By Melissa Milakovic
Photos by Lindsey Gibeau Photography | Westboro Studio
Kelly Wearstler is quoted as saying, “Contrast and contradiction are complementary avenues to creating a luxe space.” I couldn’t agree more. When it comes to decorating your home, the best way to achieve this desired tension is by including vintage and antique items in your design scheme.
The mastery of using vintage and antique pieces to elevate a space is indeed an art form. It marries the elements of a creative practice with the exclusivity of owning singular, meaningful pieces. However, the inherent value is in how personal the experience is—the search, the find, the connection and of course, the storytelling, both about the item and about who you are.
Threading found treasures into your space alongside your CB2, Gus* Modern or Ligne Roset pieces provides an unexpected element to the story of your home. Not only does it introduce a new character that comes bearing a noteworthy tale, it’s a simple and easy way to explore your own creative voice. Weaving this narrative into your daily life naturally creates tension, evokes emotion, and demands pause, just like a painting, a song, or a film might.
Pairing old with new, high with low invites conversation by giving you permission to show off your interests, your quirks or your love of an odd shape, a particular colour or style of art. One of the greatest joys in discovering a treasure is that it often, if not always, triggers an unexpected burst of excitement when you first see it. That is the pleasure I encourage you to bring into your home.
If our homes are natural extensions of our personalities, as I believe they are, then it’s easy to see how embracing imperfection is key. The elegance of these artifacts you’ve unearthed is in their perceived flaws or patina. It’s the irregularities that make them unique. Instead of leaning into the expertly curated ads and images of what you think you want or need, I challenge you to get playful and curious. Make your home more personal, more organic and less scripted; let imperfection inspire you.
In the same way artists learn to trust their instincts in discovering their personal style, introducing unconventional treasures into your home is a process that involves exploration, intuition and execution. There are no mistakes because there are no formulas. The rarity of an objet trouvé leaves less time to be indecisive, lest someone else picks it up, so it forces you to trust your first impression.
The pleasure of having obscure pieces or one-of-a-kind objects to admire and show off cannot be overstated. The tall, brass vase found in your grandmother’s basement, the boldly painted tray discovered at a flea market in Montreal, the oversized gold frame from the yard sale you biked by last summer—they all come with their own stories and then give you permission to make them your own.

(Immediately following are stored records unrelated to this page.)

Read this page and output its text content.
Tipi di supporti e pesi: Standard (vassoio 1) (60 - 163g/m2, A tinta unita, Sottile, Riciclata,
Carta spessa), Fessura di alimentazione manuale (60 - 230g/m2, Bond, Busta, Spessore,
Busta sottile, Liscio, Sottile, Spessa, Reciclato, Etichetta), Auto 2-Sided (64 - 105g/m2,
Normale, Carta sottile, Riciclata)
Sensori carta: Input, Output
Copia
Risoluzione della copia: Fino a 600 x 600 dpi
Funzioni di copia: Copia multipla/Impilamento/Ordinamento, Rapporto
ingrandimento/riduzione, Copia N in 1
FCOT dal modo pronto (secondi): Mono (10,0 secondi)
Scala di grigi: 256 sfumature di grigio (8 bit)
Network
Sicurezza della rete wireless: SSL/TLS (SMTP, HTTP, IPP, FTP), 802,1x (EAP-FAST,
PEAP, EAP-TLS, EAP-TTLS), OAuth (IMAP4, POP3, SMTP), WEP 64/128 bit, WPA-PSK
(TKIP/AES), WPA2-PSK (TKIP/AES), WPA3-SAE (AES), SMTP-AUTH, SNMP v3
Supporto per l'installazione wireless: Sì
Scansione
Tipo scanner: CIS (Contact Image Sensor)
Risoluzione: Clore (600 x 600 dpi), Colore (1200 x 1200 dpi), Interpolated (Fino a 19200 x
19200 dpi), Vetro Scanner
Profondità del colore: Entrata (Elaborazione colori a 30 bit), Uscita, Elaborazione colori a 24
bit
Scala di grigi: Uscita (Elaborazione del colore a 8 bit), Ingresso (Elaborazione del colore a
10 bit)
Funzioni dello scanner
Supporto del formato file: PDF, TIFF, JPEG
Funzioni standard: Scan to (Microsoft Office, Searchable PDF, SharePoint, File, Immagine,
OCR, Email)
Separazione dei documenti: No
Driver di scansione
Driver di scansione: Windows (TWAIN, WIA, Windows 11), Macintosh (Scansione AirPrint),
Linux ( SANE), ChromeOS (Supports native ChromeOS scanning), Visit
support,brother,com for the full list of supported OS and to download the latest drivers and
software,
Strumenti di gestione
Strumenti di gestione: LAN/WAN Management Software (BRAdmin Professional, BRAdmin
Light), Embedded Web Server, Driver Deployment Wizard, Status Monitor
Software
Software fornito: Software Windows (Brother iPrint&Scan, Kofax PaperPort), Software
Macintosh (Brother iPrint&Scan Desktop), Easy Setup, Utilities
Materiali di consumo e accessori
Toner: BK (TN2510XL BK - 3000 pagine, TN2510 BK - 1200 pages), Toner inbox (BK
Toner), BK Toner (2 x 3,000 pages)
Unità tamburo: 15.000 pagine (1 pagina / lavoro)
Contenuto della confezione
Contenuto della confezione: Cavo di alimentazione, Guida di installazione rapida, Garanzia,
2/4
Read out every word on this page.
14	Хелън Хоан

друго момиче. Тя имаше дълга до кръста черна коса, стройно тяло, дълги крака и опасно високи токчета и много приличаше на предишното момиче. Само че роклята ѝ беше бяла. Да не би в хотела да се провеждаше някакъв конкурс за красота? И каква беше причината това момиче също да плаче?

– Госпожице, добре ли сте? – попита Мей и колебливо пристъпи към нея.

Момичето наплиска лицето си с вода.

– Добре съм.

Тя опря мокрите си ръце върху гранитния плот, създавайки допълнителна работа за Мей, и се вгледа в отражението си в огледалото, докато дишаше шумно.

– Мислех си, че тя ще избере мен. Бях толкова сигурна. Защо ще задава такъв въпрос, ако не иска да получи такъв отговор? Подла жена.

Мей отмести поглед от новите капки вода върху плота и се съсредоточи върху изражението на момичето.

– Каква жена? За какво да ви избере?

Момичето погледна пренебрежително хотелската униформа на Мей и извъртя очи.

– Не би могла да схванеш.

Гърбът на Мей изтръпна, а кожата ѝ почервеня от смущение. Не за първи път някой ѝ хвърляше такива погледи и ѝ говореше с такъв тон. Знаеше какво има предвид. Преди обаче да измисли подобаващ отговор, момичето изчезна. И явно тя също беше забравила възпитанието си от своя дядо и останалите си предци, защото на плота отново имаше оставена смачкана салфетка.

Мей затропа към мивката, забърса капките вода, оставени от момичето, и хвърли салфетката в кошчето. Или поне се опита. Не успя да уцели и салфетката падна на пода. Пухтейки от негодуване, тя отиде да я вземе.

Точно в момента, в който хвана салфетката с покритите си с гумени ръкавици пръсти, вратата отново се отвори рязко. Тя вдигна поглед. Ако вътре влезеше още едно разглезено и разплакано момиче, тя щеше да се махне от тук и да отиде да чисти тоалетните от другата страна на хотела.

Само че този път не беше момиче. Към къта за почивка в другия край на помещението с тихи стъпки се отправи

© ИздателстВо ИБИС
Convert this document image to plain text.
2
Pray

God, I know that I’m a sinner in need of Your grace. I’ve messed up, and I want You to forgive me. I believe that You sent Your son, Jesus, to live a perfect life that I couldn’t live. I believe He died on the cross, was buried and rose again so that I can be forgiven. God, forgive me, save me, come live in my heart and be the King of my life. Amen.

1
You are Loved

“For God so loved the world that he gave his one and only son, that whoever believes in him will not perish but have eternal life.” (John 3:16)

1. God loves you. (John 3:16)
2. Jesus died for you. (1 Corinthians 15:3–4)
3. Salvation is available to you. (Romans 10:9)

When you choose to hunt for treasures you are truly choosing to seek out something nobody else has. Each piece builds on your personal style, establishing an interior expression that is uniquely yours. Giving an antique mirror a new life in your modern kitchen or a vintage stool a second chance is also a deliberate decision to extend the life cycle of these items. So while you’re refining your taste and eye for the obscure, you’re also injecting more purpose, meaning and intention into your home.
FIND YOUR VOICE
A home that quickly establishes itself as stylish and interesting is one that draws you in, asks you questions and simply doesn’t fall flat. The continuity you feel throughout isn’t a muted palette or a specific design style, it’s not matching throw pillows and rugs, it’s your distinct personality that can be felt at every turn. Your courage to step out of the trendy design line to discover your own distinct voice is contagious and ultimately an act of self love.
This philosophy of interior design is flexible enough to encourage personality and agency without being prescriptive or trendy. It provides an unexpected element that is pleasurable rather than obvious and easy. Learning to trust your gut in determining the right balance of old and new without overdoing and overwhelming a space becomes the mastery of this craft.
When you use one fantastic vintage piece as the catalyst to design a room or you discover an antique that becomes the final touch, it’s affecting because it’s rare. It’s special, because it’s all you and your discerning eye.